I expect the get as output three clauses:

  • I don't think
  • he will be able
  • to handle this

instead, the code returns the exact same input:

  • I do n't think he will be able to handle this

However, the sentence

Obama is born in Hawaii and he is no longer our president.

gets two clauses:

  • Obama is born in Hawaii and he is no longer our president
  • he is no longer our president

(seems that the coordinating conjunction is a good segmentation indicator)

Is OpenIE generally used for clause segmentation and if so, how to do it properly?

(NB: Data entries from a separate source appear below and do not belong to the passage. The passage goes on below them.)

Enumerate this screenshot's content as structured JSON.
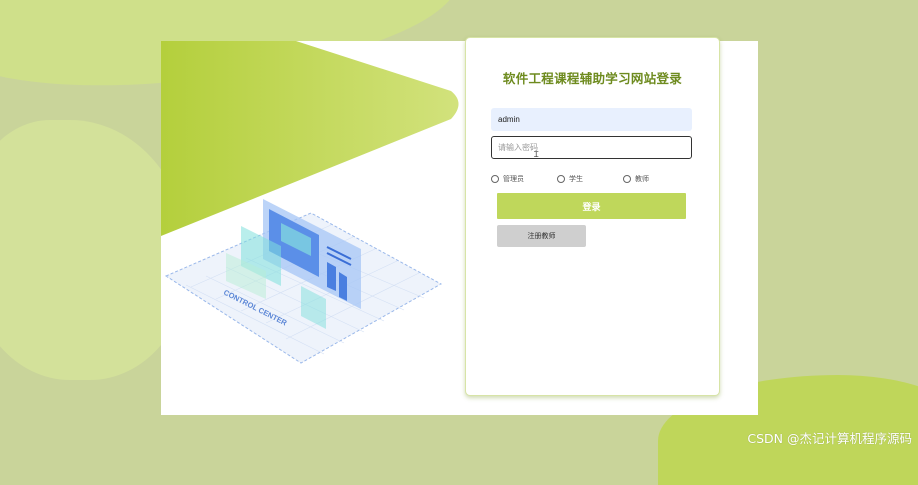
{
  "login": {
    "title": "软件工程课程辅助学习网站登录",
    "username_value": "admin",
    "password_placeholder": "请输入密码",
    "roles": [
      "管理员",
      "学生",
      "教师"
    ],
    "login_button": "登录",
    "register_button": "注册教师"
  },
  "illustration": {
    "label": "CONTROL CENTER"
  },
  "watermark": "CSDN @杰记计算机程序源码",
  "colors": {
    "accent": "#bfd75b",
    "title": "#6e8b1f",
    "background": "#c9d49a"
  }
}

Any other practical approaches/tools on clause segmentation are welcome. Thanks in advance.


Solution

  • So, the clause segmenter is a bit more tightly integrated with OpenIE than the name would imply. The goal of the module is to produce logically entailed clauses, which can then be shortened into logically entailed sentence fragments. Going through your two examples:

    1. I don't think he will be able to handle this.

      None of the three clauses are I think entailed from the original sentence:

      • "I don't think" -- you likely still "think," even if you don't think something is true.
      • "He will be able" -- If you "think the world is flat," it doesn't mean that the world is flat. Similarly, if you "think he'll be able" it doesn't mean he'll be able.
      • "to handle this" -- I'm not sure this is a clause... I'd group this with "He will be able to handle this," with "able to" being treated as a single verb.
    2. Obama is born in Hawaii and he is no longer our president.

      Naturally the two clauses should be "Obama was born in Hawaii" and "He is no longer our president." Nonetheless, the clause splitter outputs the original sentence in place of the first clause, in expectation that the next step of the OpenIE extractor will strip off the "conj:and" edge.